Southern Baptists have been missionary minded since their first day and their first action. When 293 delegates gathered in 1845 in Augusta, Georgia, for the inaugural meeting of the convention, their first resolution expressed the desire to “organize a convention for the propagation of the gospel.” Before leaving Augusta, they had formed foreign and domestic mission boards, and appointed presidents to lead these efforts. These entities were the new Southern Baptist Convention’s priority, and they remain so to this day.

The budget passed by messengers to the 2024 Southern Baptist Convention meeting approved a $190.3 million allocation budget that designates 50.4% to the International Mission Board and 22.8 % to the North American Mission Board (the modern counterpart to the Domestic Mission Board of 1845).

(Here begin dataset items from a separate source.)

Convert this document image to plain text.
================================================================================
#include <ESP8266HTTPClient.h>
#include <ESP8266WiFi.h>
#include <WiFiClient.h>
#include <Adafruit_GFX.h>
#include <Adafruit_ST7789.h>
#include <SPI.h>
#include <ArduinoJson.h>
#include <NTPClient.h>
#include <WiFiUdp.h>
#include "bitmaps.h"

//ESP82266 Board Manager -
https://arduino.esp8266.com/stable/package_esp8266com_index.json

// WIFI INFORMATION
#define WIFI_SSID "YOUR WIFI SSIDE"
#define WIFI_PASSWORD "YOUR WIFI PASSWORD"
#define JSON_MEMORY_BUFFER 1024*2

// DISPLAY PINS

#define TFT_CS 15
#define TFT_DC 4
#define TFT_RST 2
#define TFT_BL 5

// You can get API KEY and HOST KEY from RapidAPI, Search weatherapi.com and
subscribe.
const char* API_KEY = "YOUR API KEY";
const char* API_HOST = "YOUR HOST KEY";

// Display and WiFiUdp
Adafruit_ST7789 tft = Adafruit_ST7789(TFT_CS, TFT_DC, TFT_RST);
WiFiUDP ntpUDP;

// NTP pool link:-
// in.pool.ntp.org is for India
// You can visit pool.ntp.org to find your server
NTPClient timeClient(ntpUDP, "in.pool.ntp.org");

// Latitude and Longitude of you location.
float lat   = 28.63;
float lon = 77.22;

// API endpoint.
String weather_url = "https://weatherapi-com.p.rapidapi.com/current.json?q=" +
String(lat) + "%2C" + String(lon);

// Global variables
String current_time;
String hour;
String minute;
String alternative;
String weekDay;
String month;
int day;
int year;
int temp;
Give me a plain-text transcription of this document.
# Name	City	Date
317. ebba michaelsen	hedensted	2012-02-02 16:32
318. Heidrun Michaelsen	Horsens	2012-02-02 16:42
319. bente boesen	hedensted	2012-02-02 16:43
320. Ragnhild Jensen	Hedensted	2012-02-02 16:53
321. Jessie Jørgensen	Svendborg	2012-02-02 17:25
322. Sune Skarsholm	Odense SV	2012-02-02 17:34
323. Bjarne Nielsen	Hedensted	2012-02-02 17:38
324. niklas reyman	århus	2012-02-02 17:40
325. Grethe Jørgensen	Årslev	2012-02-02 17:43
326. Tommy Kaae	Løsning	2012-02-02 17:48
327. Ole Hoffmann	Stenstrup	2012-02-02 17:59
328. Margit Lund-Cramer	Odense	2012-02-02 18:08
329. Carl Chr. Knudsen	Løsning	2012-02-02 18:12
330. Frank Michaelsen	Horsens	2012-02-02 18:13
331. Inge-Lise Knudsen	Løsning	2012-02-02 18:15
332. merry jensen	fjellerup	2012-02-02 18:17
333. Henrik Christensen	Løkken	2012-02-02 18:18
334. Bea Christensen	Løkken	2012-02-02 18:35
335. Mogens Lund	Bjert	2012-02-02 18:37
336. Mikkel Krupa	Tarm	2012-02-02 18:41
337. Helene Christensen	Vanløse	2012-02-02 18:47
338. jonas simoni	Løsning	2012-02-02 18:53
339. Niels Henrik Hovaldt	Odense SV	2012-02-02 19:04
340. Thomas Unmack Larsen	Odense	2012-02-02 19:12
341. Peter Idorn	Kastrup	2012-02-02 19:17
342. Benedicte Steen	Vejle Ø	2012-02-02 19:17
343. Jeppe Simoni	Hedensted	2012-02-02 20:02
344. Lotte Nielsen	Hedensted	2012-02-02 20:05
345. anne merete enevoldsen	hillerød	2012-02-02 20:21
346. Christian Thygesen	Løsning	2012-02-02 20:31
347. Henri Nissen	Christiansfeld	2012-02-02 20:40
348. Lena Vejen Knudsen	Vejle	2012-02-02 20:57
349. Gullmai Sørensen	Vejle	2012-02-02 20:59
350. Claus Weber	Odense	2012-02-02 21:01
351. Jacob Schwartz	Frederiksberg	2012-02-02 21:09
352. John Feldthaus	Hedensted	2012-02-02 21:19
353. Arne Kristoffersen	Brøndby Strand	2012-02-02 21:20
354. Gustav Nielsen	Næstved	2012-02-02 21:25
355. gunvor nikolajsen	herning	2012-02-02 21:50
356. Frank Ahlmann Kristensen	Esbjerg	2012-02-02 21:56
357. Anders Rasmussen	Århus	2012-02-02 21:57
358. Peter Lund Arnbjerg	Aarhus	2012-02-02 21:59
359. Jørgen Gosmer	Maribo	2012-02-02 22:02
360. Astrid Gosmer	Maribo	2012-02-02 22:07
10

But a lot of history lies between Southern Baptist beginnings and today.

An era of challenges

Even a casual reading of history reveals major obstacles that affected the early growth of Southern Baptists’ missionary enterprise. A devastating civil war left the American South in ruins, and the years following that war were lean for the churches in that region. By the end of World War One, the entities of the convention were more numerous, in debt, and unable to make realistic plans for growth. Funding had become the major obstacle in the convention’s primary mission.

Although the denomination’s entities were not independent of the convention, they were funded as if they were unrelated institutions. In what was called a “societal” method, the convention’s entities — including our mission boards — competed with one another as they solicited designated offerings from the churches in the same way independent efforts might petition for financial support. The results were unpredictable, inconsistent, and the furthest thing from strategic.

The 75 million campaign

The financial situation had become desperate by 1919. That year, the convention in Atlanta approved a plan to expand the state and national work of the denomination, and to settle its debts. A goal of $75 million was set and George Truett was appointed to lead the campaign.